I largely agree with the sentiment that keywords shouldn't be allowed as identifiers. Most modern computing languages have 20 or maybe 30 keywords, in which case imposing a moratorium on their use as identifiers is entirely reasonable. Unfortunately, SQL comes from the old COBOL school of languages ("computing languages should be as similar to English as possible"). Hence, SQL (like COBOL) has several hundred keywords.
I don't recall if the SQL standard says anything about whether reserved words must be permitted as identifiers, but given the extensive (excessive!) vocabulary it's unsurprising that several SQL implementations permit it.

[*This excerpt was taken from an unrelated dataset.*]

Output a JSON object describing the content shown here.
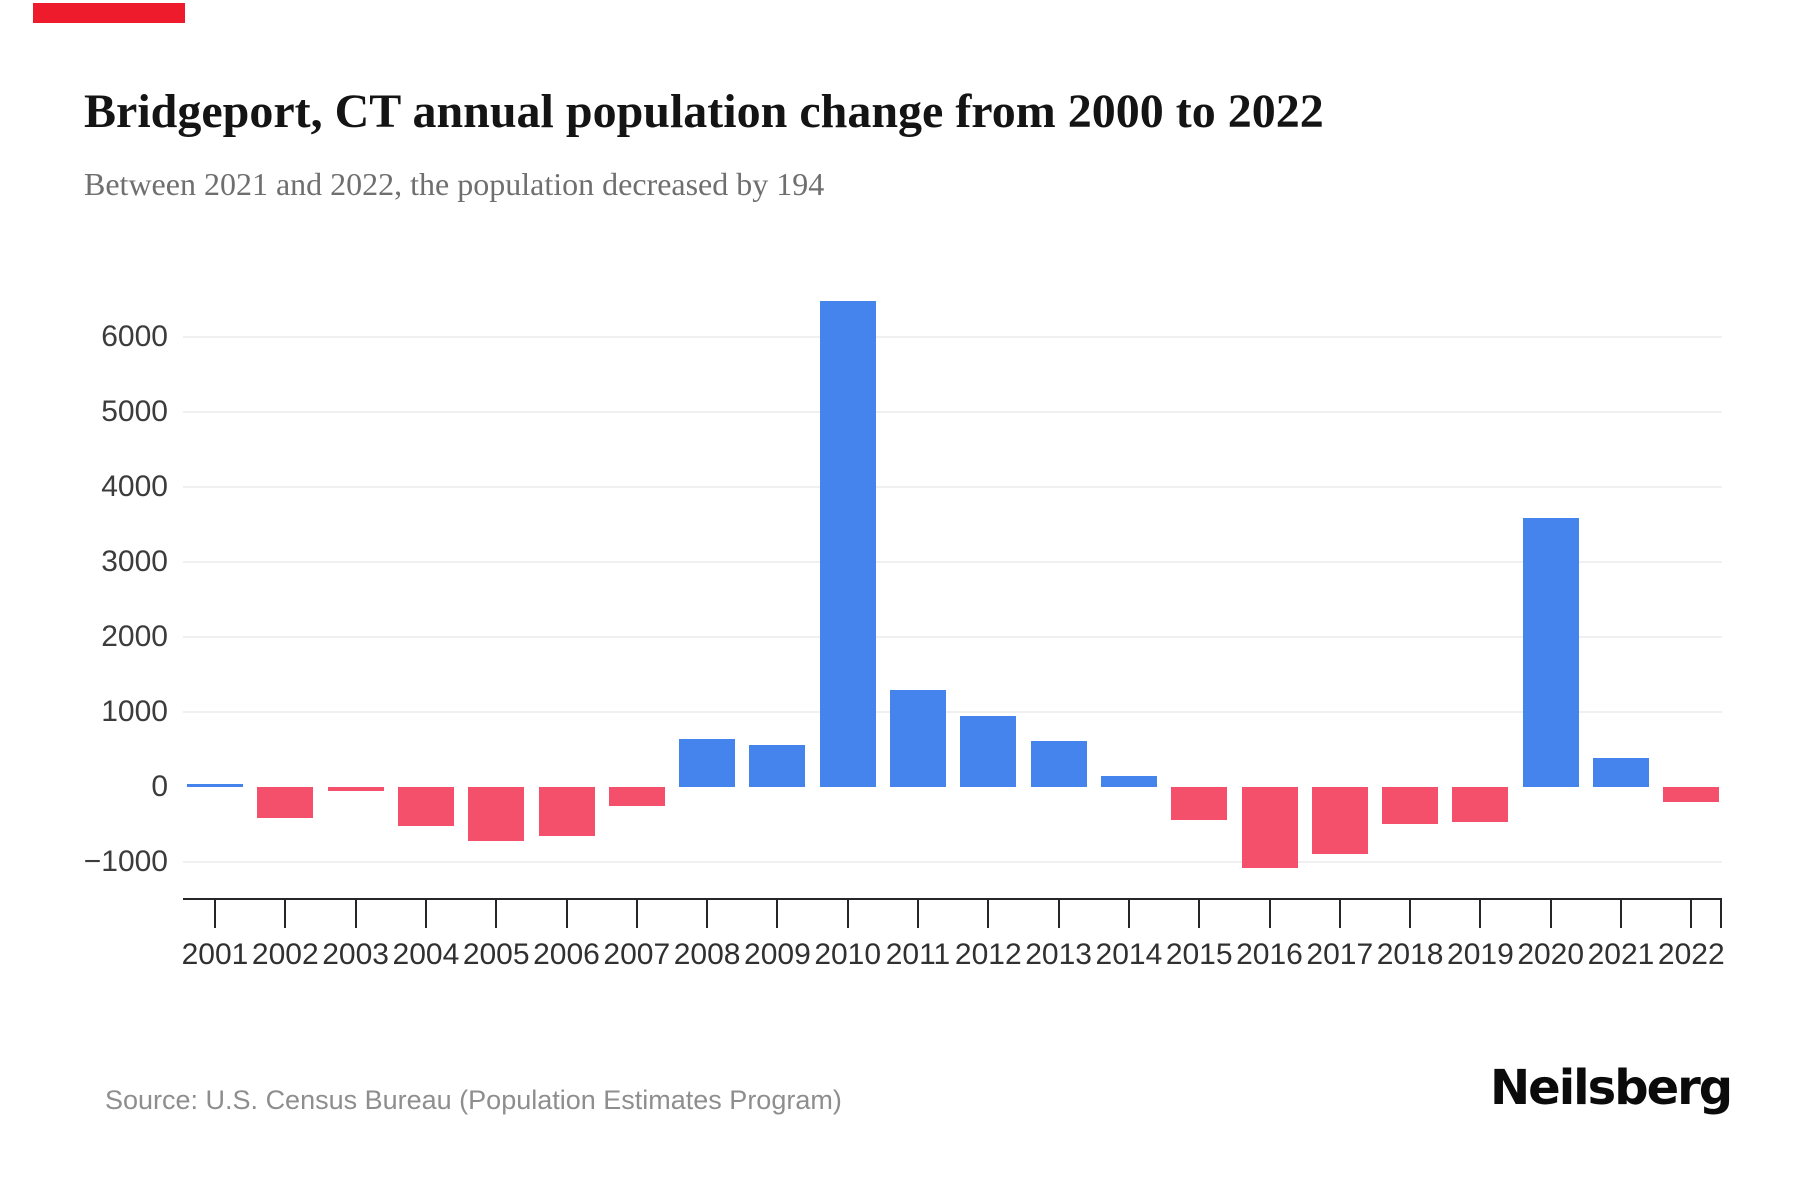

Having said that, using keywords as identifiers isn't half as silly as the whole concept of quoted identifiers in SQL (and these aren't DB2 specific). Permitting case sensitive identifiers is one thing, but quoted identifiers permit all sorts of nonsense including spaces, diacriticals and in some implementations (yes, including DB2), control characters! Try the following for example:
CREATE TABLE "My
Tablé" ( A INTEGER NOT NULL );
Yes, that's a line break in the middle of an identifier along with an e-acute at the end... (which leads to interesting speculation on what encoding is used for database meta-data and hence whether a non-Unicode database would permit, say, a table definition containing Japanese column names).
Many SQL parsers (expecially DB2/z, which I use) are smarter than some of the regular parsers which sometimes separate lexical and semantic analysis totally (this separation is mostly a good thing).
The SQL parsers can figure out based on context whether a keyword is valid or should be treated as an identifier.
Hence you can get columns called ORDER or GROUP or DATE (that's a particularly common one).
It does annoy me with some of the syntax coloring editors when they brand an identifier with the keyword color. Their parsers aren't as 'smart' as the ones in DB2.
Because object names are ... names. All database systems let you use quoted names to stop you from running into trouble.
If you are running into issues, the fault lies not with the practice of permitting object names to be names, but with faulty implementations, or with faulty code libraries which don't automatically quote everything or cannot be made to quote names as-needed.
Interestingly you can use keywords as field names in SqlServer as well. The only differenc eis that you would need to use parenthesis with the name of the field
so you can do something like
create table [order](
id int,
[order] varchar(50) )
and then :)
select
[order]
from
[order]
order by [order]
That is of course a bit extreme example but at least with the use of parenthesis you can see that [order] is not a keyword.
The reason I would see people using names already reserved by keywords is when there is a direct mapping between column names, or names of the tables and the data presentation. You can call that being lazy or convenient.